The workers option seems to be ignored, and flaccid seg faults on large files.
How large and was it a seg fault or was an error message given? As far as I remember proper streamed read was implemented, it shouldn't be reading the entire file into memory before encoding or anything like that. If it was a large wav file then that might explain it, wav support currently is poor.

The last commit which I pushed after TheBigBadBoy first tried compiling the code fixed a regression in fixed mode where it only ran single-threaded. They may not have updated to include that commit before building the binary. Alternatively something else may have got lost in the shuffle of refactoring/tidying/minimising which were some of the last things I did in feb.

Re: Multithreading

Reply #102

The workers option seems to be ignored, and flaccid seg faults on large files.
How large and was it a seg fault or was an error message given? As far as I remember proper streamed read was implemented, it shouldn't be reading the entire file into memory before encoding or anything like that. If it was a large wav file then that might explain it, wav support currently is poor.

The last commit which I pushed after TheBigBadBoy first tried compiling the code fixed a regression in fixed mode where it only ran single-threaded. They may not have updated to include that commit before building the binary. Alternatively something else may have got lost in the shuffle of refactoring/tidying/minimising which were some of the last things I did in feb.

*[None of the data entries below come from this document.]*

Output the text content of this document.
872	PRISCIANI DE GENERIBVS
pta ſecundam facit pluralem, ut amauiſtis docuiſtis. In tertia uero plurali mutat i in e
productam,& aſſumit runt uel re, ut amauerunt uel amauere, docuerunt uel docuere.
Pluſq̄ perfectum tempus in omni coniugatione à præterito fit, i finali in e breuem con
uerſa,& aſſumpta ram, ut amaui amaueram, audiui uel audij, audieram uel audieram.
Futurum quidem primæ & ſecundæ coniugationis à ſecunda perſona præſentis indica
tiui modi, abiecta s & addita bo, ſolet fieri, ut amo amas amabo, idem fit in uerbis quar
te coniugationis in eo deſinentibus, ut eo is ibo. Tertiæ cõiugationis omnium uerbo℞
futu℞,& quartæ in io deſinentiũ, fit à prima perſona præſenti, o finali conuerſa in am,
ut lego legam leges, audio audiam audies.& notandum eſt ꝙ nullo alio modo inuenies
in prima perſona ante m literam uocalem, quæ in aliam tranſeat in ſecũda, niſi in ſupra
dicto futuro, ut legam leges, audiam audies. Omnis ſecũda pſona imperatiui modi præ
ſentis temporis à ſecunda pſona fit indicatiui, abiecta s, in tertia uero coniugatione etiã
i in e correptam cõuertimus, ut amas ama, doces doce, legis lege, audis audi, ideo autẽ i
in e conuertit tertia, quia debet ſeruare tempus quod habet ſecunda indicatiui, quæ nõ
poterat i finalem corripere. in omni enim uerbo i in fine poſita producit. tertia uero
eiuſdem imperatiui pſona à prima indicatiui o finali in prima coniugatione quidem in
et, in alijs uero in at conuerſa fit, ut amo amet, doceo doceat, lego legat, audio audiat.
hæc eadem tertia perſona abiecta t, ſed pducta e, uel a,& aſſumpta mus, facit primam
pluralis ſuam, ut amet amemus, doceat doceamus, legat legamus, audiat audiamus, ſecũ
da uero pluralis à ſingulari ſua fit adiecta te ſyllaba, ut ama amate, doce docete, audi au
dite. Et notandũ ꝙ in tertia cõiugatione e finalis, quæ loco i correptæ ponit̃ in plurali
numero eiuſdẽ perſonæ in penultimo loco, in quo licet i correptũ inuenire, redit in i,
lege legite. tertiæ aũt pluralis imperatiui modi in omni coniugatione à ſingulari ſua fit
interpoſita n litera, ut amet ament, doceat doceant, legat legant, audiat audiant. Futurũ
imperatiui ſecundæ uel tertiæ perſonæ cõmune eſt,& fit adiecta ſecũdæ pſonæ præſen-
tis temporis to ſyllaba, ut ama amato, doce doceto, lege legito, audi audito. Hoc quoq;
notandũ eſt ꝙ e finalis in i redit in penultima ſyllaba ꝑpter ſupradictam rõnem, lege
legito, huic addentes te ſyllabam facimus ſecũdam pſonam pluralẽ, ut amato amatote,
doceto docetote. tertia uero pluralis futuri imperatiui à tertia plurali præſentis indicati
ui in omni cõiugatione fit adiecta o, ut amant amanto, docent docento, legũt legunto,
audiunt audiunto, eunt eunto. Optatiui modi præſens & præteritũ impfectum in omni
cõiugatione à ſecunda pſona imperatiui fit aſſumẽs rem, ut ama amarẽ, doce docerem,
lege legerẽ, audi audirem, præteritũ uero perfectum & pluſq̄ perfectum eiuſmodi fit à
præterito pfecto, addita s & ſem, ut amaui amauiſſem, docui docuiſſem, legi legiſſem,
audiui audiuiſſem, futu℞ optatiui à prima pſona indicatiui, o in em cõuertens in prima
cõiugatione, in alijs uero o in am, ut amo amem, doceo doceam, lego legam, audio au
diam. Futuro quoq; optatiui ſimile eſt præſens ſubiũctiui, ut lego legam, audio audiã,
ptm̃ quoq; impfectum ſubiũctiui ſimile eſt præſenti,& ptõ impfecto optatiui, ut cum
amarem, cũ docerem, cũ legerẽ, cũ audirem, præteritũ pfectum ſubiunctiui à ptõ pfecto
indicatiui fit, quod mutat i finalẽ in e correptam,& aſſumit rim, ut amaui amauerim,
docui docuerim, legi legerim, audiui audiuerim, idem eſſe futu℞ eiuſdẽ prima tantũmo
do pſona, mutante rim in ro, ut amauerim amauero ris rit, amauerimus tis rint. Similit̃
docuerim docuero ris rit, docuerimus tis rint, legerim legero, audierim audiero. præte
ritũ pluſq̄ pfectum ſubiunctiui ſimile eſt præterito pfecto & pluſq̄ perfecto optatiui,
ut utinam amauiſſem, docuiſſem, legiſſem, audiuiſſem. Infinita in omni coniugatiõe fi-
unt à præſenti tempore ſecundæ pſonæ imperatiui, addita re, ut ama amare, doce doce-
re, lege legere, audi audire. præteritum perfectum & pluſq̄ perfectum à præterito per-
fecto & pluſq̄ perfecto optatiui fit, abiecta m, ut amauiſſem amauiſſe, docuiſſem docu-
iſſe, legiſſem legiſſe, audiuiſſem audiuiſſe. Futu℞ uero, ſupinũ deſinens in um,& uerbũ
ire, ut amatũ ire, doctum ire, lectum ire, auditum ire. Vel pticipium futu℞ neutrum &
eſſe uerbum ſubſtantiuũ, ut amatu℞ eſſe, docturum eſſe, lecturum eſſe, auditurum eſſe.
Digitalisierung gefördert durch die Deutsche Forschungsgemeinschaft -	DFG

The WAV files are over 1GB. I also tried with the file already compressed to FLAC (629MB).
Code: [Select]
./flaccid --in NIN_The_Fragile.flac --out NIN_The_Fragile-fl.flac --workers 8 --preset 8
Segmentation fault
I end up with an incomplete 410MB file.

This is what I get at the end of strace
Code: [Select]
--- SIGSEGV {si_signo=SIGSEGV, si_code=SEGV_MAPERR, si_addr=0x7f46b207a000} ---
+++ killed by SIGSEGV +++

I was gonna attempt to build a copy myself, but not having much luck at the moment.
Code: [Select]
./common.h:34:29: error: unknown type name 'FLAC__StaticEncoder'; did you mean 'FLAC__StreamEncoder'?

Re: Multithreading

Reply #103
From my experience, using PGO and/or LTO for compiling libFLAC shrinks the binary size and slows down encoding instead of speeding it up. I haven't seen a build where either (or both) improve speed.
Mmmmh... I highly doubt that PGO will slow down the encoding.
For LTO I don't really know, but I'll only trust numbers ^^

Thank you for a static Linux build, doubt I could have figured that out.
No problem. If you want I can also share the 4 static libraries needed to compile flaccid statically.
Once you have them it's just plug and play.
You almost certainly want to prepend 8 to these options, the first character if it's '0' to '8' defines the compression level. Without defining 8 you're using libflac's default of 5.
In the flac manual, we can read
Code: [Select]
       -8, --compression-level-8
              Synonymous with -l 12 -b 4096 -m -r 6 -A subdivide_tukey(3)
I override them all with the string "mepl32r15" (and using apod-anal + out), so shouldn't change a thing even if I added '5' or '8' at the beginning (at least in `flac`, don't know about `flaccid`).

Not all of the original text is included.